Aslında 18 Mart'ın ilk kutlaması 1916'da yapılmış, orada da şehitler anılmıştır. Ama esas öge deniz zaferinin kutlanması olmuştur. ÇANAKKALE ARAŞTIRMALARI TÜRK YILLIĞI dergisinin 2015'teki 19. sayısında Cahide SINMAZ SÖNMEZ şöyle anlatılıyor: Bilinen ilk resmî kutlama, 12 Mart 1916 tarihinde Genel Kurmay Başkanlığı tarafından Çanakkale Müstahkem Mevki Komutanı Nihat Paşa'ya gönderilen bir yazı ile gündeme gelmiştir. İlgili yazıda, 18 Mart 1915 tarihli deniz savaşı münasebetiyle, bu tarihte şehit olan askerlerin hatırasını yaşatmak ve yâd etmek amacıyla yapılacak dini törenin hemen arkasından askeri bir tören ve resmigeçit yapılacağı bildirilmiş ve bu nedenle en yakın ve uygun birliklerin törene katılmasının sağlanması istenmiştir.

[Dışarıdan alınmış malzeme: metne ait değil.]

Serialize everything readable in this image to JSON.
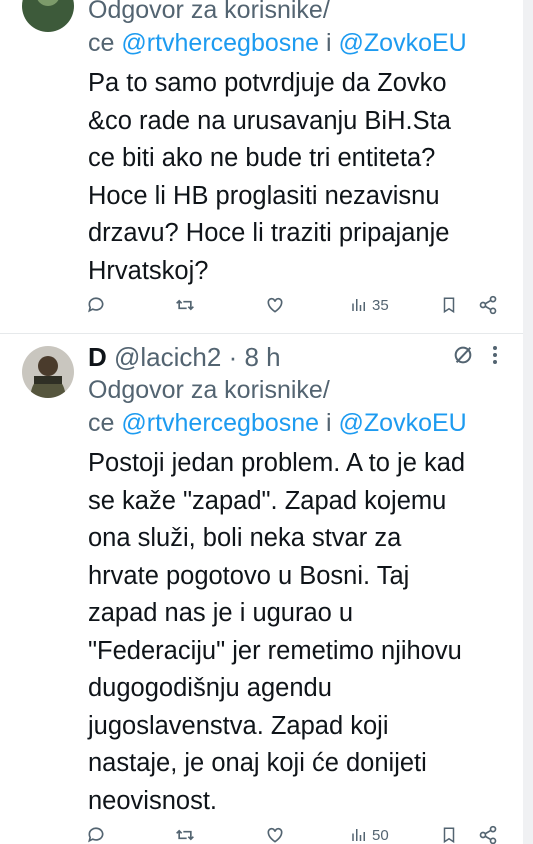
{
  "tweets": [
    {
      "reply_prefix": "Odgovor za korisnike/",
      "reply_line2_prefix": "ce ",
      "mention_1": "@rtvhercegbosne",
      "mention_join": " i ",
      "mention_2": "@ZovkoEU",
      "body_lines": [
        "Pa to samo potvrdjuje da Zovko",
        "&co rade na urusavanju BiH.Sta",
        "ce biti ako ne bude tri entiteta?",
        "Hoce li HB proglasiti nezavisnu",
        "drzavu? Hoce li traziti pripajanje",
        "Hrvatskoj?"
      ],
      "views": "35"
    },
    {
      "author_name": "D",
      "handle": "@lacich2",
      "separator": " · ",
      "time": "8 h",
      "reply_prefix": "Odgovor za korisnike/",
      "reply_line2_prefix": "ce ",
      "mention_1": "@rtvhercegbosne",
      "mention_join": " i ",
      "mention_2": "@ZovkoEU",
      "body_lines": [
        "Postoji jedan problem. A to je kad",
        "se kaže \"zapad\". Zapad kojemu",
        "ona služi, boli neka stvar za",
        "hrvate pogotovo u Bosni. Taj",
        "zapad nas je i ugurao u",
        "\"Federaciju\" jer remetimo njihovu",
        "dugogodišnju agendu",
        "jugoslavenstva. Zapad koji",
        "nastaje, je onaj koji će donijeti",
        "neovisnost."
      ],
      "views": "50"
    }
  ],
  "icons": {
    "reply": "reply-icon",
    "retweet": "retweet-icon",
    "like": "like-icon",
    "views": "views-icon",
    "bookmark": "bookmark-icon",
    "share": "share-icon",
    "grok": "grok-icon",
    "more": "more-icon"
  },
  "colors": {
    "text": "#0f1419",
    "secondary": "#536471",
    "mention": "#1d9bf0",
    "divider": "#e6e9eb"
  }
}
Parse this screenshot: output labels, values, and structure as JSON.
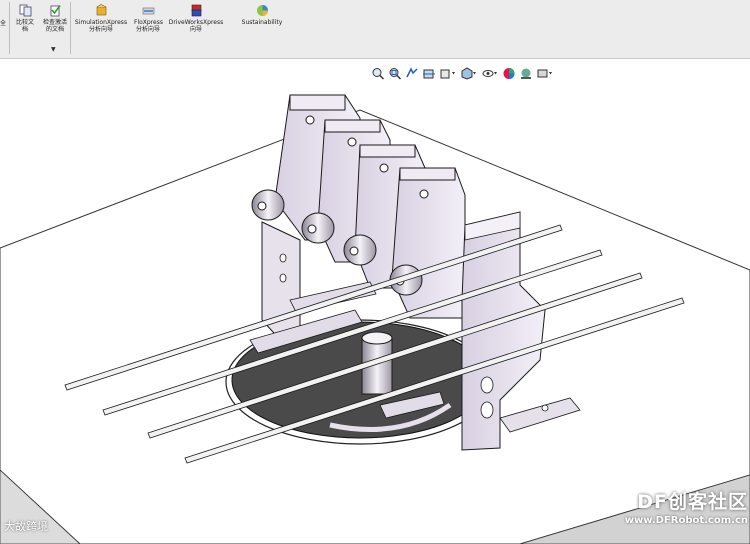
{
  "ribbon": {
    "cut_label": "全",
    "compare_docs": "比较文档",
    "check_docs": "检查激活的文档",
    "simulation": "SimulationXpress 分析向导",
    "flo": "FloXpress 分析向导",
    "driveworks": "DriveWorksXpress 向导",
    "sustainability": "Sustainability"
  },
  "viewport_toolbar": {
    "icons": [
      "zoom-to-fit-icon",
      "zoom-area-icon",
      "previous-view-icon",
      "section-view-icon",
      "view-orientation-icon",
      "display-style-icon",
      "hide-show-icon",
      "edit-appearance-icon",
      "apply-scene-icon",
      "view-settings-icon"
    ]
  },
  "watermarks": {
    "left": "大故跨境",
    "right_title": "DF创客社区",
    "right_url": "www.DFRobot.com.cn"
  }
}
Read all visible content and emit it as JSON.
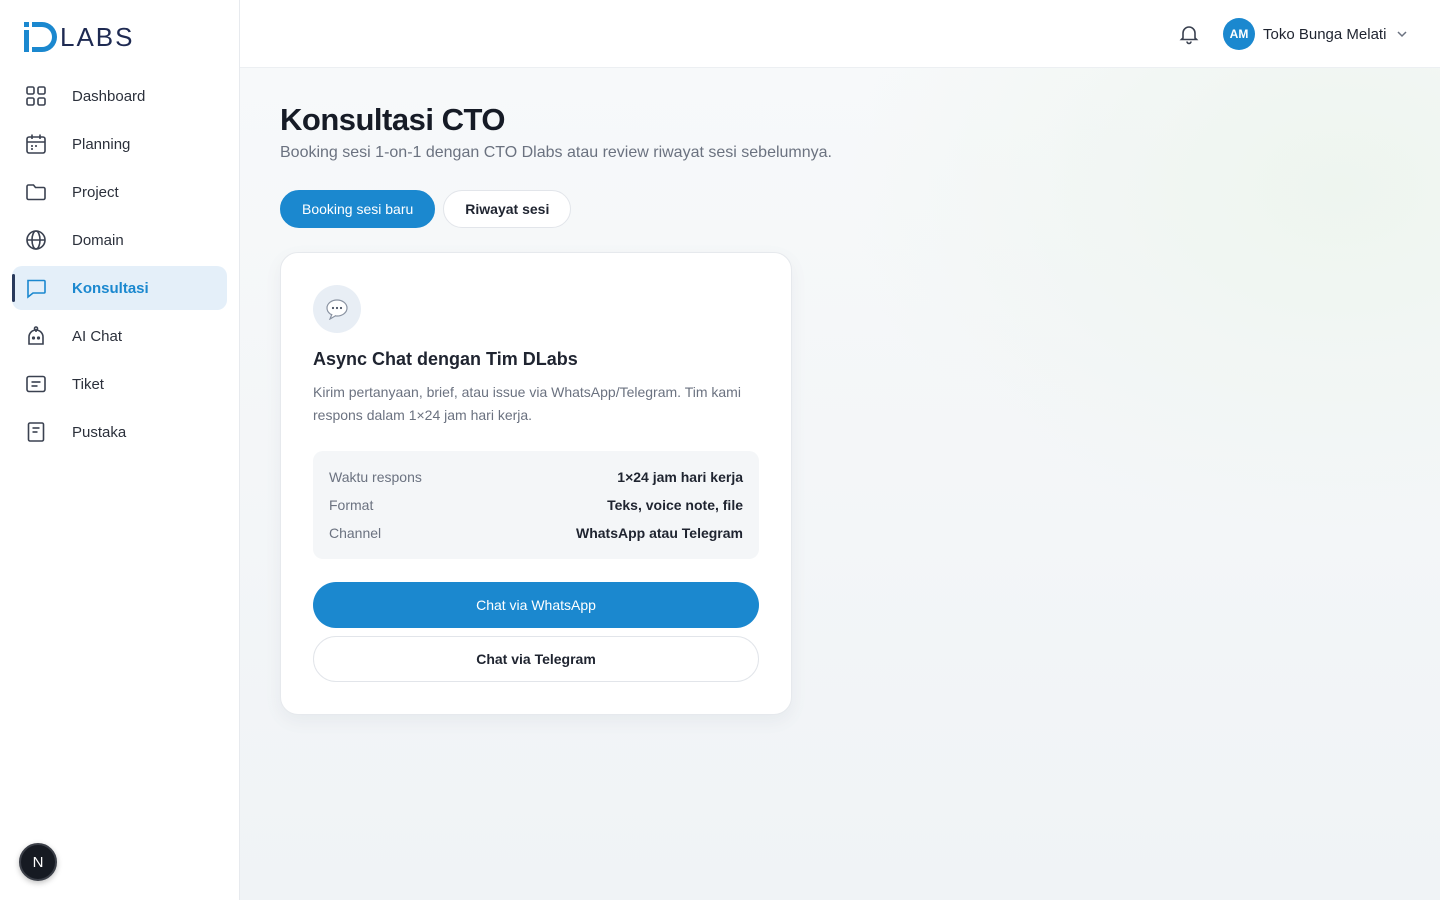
{
  "app": {
    "logo_text": "LABS",
    "user_initials": "AM",
    "user_name": "Toko Bunga Melati",
    "next_badge": "N"
  },
  "sidebar": {
    "items": [
      {
        "label": "Dashboard",
        "icon": "grid-icon"
      },
      {
        "label": "Planning",
        "icon": "calendar-icon"
      },
      {
        "label": "Project",
        "icon": "folder-icon"
      },
      {
        "label": "Domain",
        "icon": "globe-icon"
      },
      {
        "label": "Konsultasi",
        "icon": "chat-bubble-icon",
        "active": true
      },
      {
        "label": "AI Chat",
        "icon": "bot-icon"
      },
      {
        "label": "Tiket",
        "icon": "ticket-icon"
      },
      {
        "label": "Pustaka",
        "icon": "book-icon"
      }
    ]
  },
  "page": {
    "title": "Konsultasi CTO",
    "subtitle": "Booking sesi 1-on-1 dengan CTO Dlabs atau review riwayat sesi sebelumnya.",
    "tabs": [
      {
        "label": "Booking sesi baru",
        "active": true
      },
      {
        "label": "Riwayat sesi",
        "active": false
      }
    ]
  },
  "card": {
    "icon": "speech-balloon-icon",
    "title": "Async Chat dengan Tim DLabs",
    "description": "Kirim pertanyaan, brief, atau issue via WhatsApp/Telegram. Tim kami respons dalam 1×24 jam hari kerja.",
    "info": [
      {
        "key": "Waktu respons",
        "value": "1×24 jam hari kerja"
      },
      {
        "key": "Format",
        "value": "Teks, voice note, file"
      },
      {
        "key": "Channel",
        "value": "WhatsApp atau Telegram"
      }
    ],
    "primary_button": "Chat via WhatsApp",
    "secondary_button": "Chat via Telegram"
  },
  "colors": {
    "accent": "#1b88cf",
    "active_bg": "#e4eff9",
    "logo": "#1e2a52"
  }
}
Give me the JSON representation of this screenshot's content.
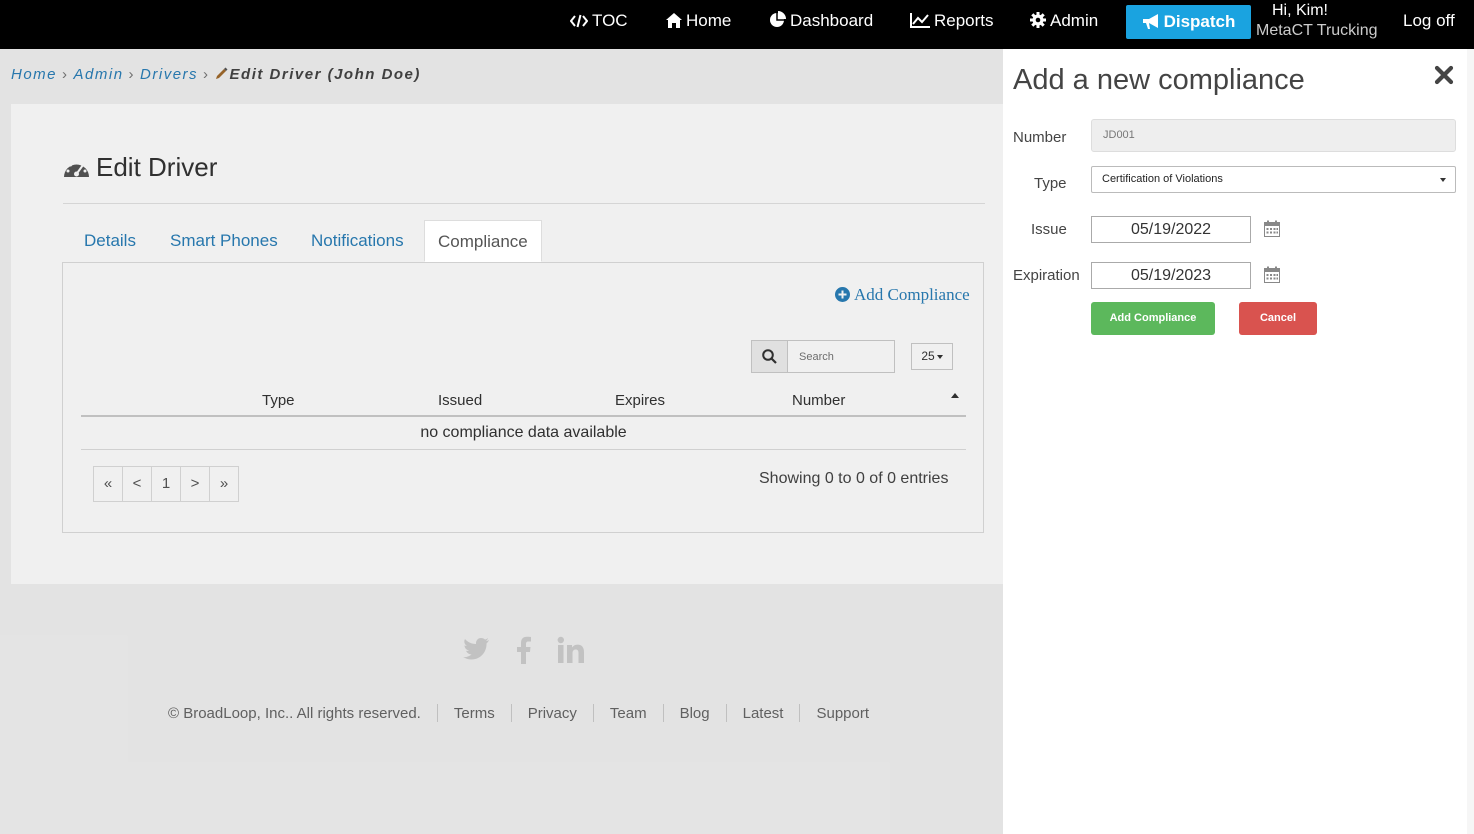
{
  "nav": {
    "toc": "TOC",
    "home": "Home",
    "dashboard": "Dashboard",
    "reports": "Reports",
    "admin": "Admin",
    "dispatch": "Dispatch",
    "greeting": "Hi, Kim!",
    "company": "MetaCT Trucking",
    "logoff": "Log off"
  },
  "breadcrumb": {
    "home": "Home",
    "admin": "Admin",
    "drivers": "Drivers",
    "current": "Edit Driver (John Doe)"
  },
  "page": {
    "title": "Edit Driver"
  },
  "tabs": [
    {
      "label": "Details"
    },
    {
      "label": "Smart Phones"
    },
    {
      "label": "Notifications"
    },
    {
      "label": "Compliance",
      "active": true
    }
  ],
  "compliance": {
    "add_link": "Add Compliance",
    "search_placeholder": "Search",
    "page_size": "25",
    "columns": [
      "Type",
      "Issued",
      "Expires",
      "Number"
    ],
    "empty_message": "no compliance data available",
    "pager": [
      "«",
      "<",
      "1",
      ">",
      "»"
    ],
    "showing": "Showing 0 to 0 of 0 entries"
  },
  "footer": {
    "copyright": "© BroadLoop, Inc.. All rights reserved.",
    "links": [
      "Terms",
      "Privacy",
      "Team",
      "Blog",
      "Latest",
      "Support"
    ]
  },
  "panel": {
    "title": "Add a new compliance",
    "number_label": "Number",
    "number_value": "JD001",
    "type_label": "Type",
    "type_value": "Certification of Violations",
    "issue_label": "Issue",
    "issue_value": "05/19/2022",
    "expiration_label": "Expiration",
    "expiration_value": "05/19/2023",
    "add_button": "Add Compliance",
    "cancel_button": "Cancel"
  },
  "icons": {
    "toc": "code-icon",
    "home": "home-icon",
    "dashboard": "pie-chart-icon",
    "reports": "line-chart-icon",
    "admin": "gear-icon",
    "dispatch": "bullhorn-icon",
    "title": "tachometer-icon",
    "add": "plus-circle-icon",
    "search": "search-icon",
    "calendar": "calendar-icon",
    "close": "close-icon",
    "social": [
      "twitter-icon",
      "facebook-icon",
      "linkedin-icon"
    ]
  },
  "colors": {
    "link": "#2a7fb8",
    "dispatch": "#1aa3e0",
    "add_button": "#5cb85c",
    "cancel_button": "#d9534f",
    "navbar": "#000000"
  }
}
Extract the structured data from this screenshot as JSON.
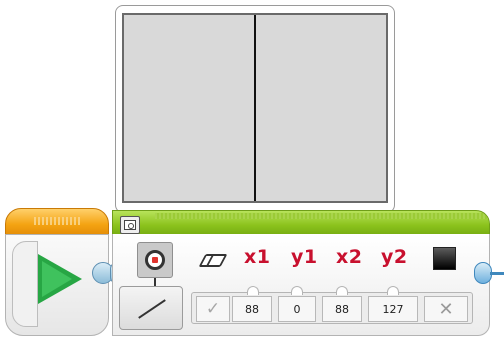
{
  "display_block": {
    "parameters": {
      "x1": {
        "label": "x1",
        "value": "88"
      },
      "y1": {
        "label": "y1",
        "value": "0"
      },
      "x2": {
        "label": "x2",
        "value": "88"
      },
      "y2": {
        "label": "y2",
        "value": "127"
      }
    },
    "icons": {
      "mode": "display-eye-icon",
      "submode": "line-icon",
      "clear": "eraser-icon",
      "color": "black-square-icon",
      "preview_toggle": "preview-icon",
      "start": "play-icon",
      "check": "check-icon",
      "close": "close-icon"
    },
    "colors": {
      "param_label": "#c8102e",
      "start_play": "#27a644",
      "block_top": "#8bc21c",
      "start_top": "#f4a312",
      "wire": "#6fb0de"
    }
  },
  "controls": {
    "check_glyph": "✓",
    "close_glyph": "✕"
  }
}
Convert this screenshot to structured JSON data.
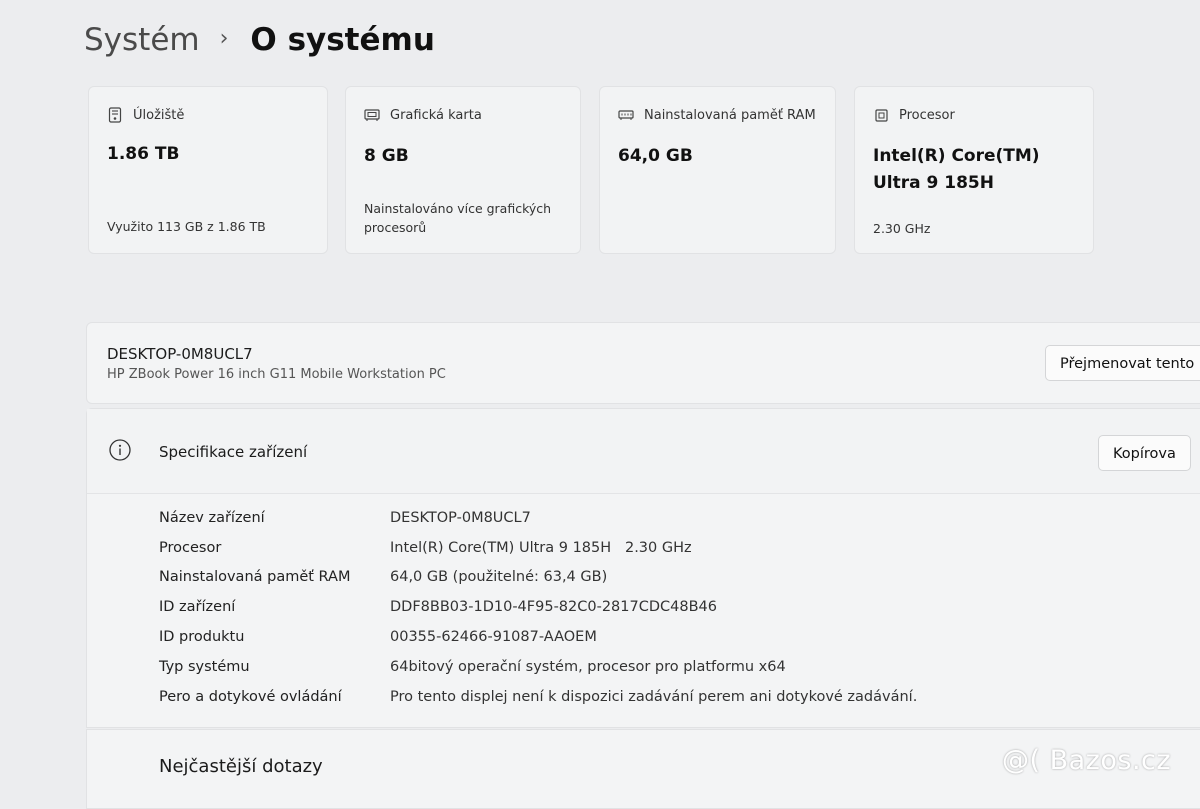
{
  "breadcrumb": {
    "parent": "Systém",
    "separator": "›",
    "current": "O systému"
  },
  "cards": [
    {
      "icon": "storage-icon",
      "title": "Úložiště",
      "value": "1.86 TB",
      "sub": "Využito 113 GB z 1.86 TB"
    },
    {
      "icon": "gpu-icon",
      "title": "Grafická karta",
      "value": "8 GB",
      "sub": "Nainstalováno více grafických procesorů"
    },
    {
      "icon": "ram-icon",
      "title": "Nainstalovaná paměť RAM",
      "value": "64,0 GB",
      "sub": ""
    },
    {
      "icon": "processor-icon",
      "title": "Procesor",
      "value": "Intel(R) Core(TM) Ultra 9 185H",
      "sub": "2.30 GHz"
    }
  ],
  "device": {
    "name": "DESKTOP-0M8UCL7",
    "model": "HP ZBook Power 16 inch G11 Mobile Workstation PC",
    "rename_label": "Přejmenovat tento"
  },
  "specs": {
    "title": "Specifikace zařízení",
    "copy_label": "Kopírova",
    "rows": [
      {
        "label": "Název zařízení",
        "value": "DESKTOP-0M8UCL7"
      },
      {
        "label": "Procesor",
        "value": "Intel(R) Core(TM) Ultra 9 185H   2.30 GHz"
      },
      {
        "label": "Nainstalovaná paměť RAM",
        "value": "64,0 GB (použitelné: 63,4 GB)"
      },
      {
        "label": "ID zařízení",
        "value": "DDF8BB03-1D10-4F95-82C0-2817CDC48B46"
      },
      {
        "label": "ID produktu",
        "value": "00355-62466-91087-AAOEM"
      },
      {
        "label": "Typ systému",
        "value": "64bitový operační systém, procesor pro platformu x64"
      },
      {
        "label": "Pero a dotykové ovládání",
        "value": "Pro tento displej není k dispozici zadávání perem ani dotykové zadávání."
      }
    ]
  },
  "faq": {
    "title": "Nejčastější dotazy"
  },
  "watermark": "@( Bazos.cz"
}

Şehit ve gazi olmanın ne demek olduğunu, zaferlerin nasıl kazanıldığını belki de en iyi askerler bilir, yaşarlar. Dolayısıyla zafer kutlamalarında o zaferleri bize armağan eden şehit ve gazilerimiz mutlaka yad edilir, rahmet okunur. Aynen 18 Mart'ın 1916'daki ilk kutlamasında olduğu gibi.

Şehitlerimizin anılmasından hiç kimse rahatsızlık duyamaz. 24 saat dua edip minnet duygularımızı ifade etsek haklarını ödeyemeyiz.

Türk ordusunun zaten Deniz Şehitleri (04 Nisan), Hava Şehitleri (15 Mayıs), Kara Şehitleri (25 Nisan) anma günleri vardı. İllaki tek bir gün Şehitler Günü seçilmek isteniyorsa Mustafa Kemal'in "Ben size taarruz emretmiyorum ölmeyi emrediyorum" emrini verdiği 25 NİSAN günü çok daha anlamlı olmaz mı?

Burada kritik olan deniz zaferlerinin kutlanmasının gündemin alt sıralarına inmesiyle denizciliğin, deniz kuvvetlerinin Türkiye ve Türk milleti için ne kadar önemli ve hayati olduğunun kamuoyunun gündemine girememesidir.  Örneğin Preveze Deniz Zaferi'nin 28 Eylül'de kutlandığını gören bilen kaç kişi var acaba?

Şehitlerimizin kanıyla kazanılmış deniz zaferlerimizi kutlamazsak, o dönemki konjonktürü, emperyalist güçlerin hedeflerini iyi kavrayamazsak yılda bir kere yapacağımız Mavi Vatan tatbikatlarından sonuç almak, denizlerdeki hak ve menfaatlerimize sahip çıkılması gerektiğini anlatmak ne kadar mümkün olur?

Toprak nasıl uğrunda ölen varsa vatan oluyorsa, denizleri mavi vatan yapan da denizde kazanılan zaferler ve o uğurda şehit düşenlerdir. Deniz zaferlerini unutursan Mavi Vatan'ı kaybedersin.

18 Mart Çanakkale Deniz Zaferi kutlu osun. Şehitlerimizin ruhu şad olsun!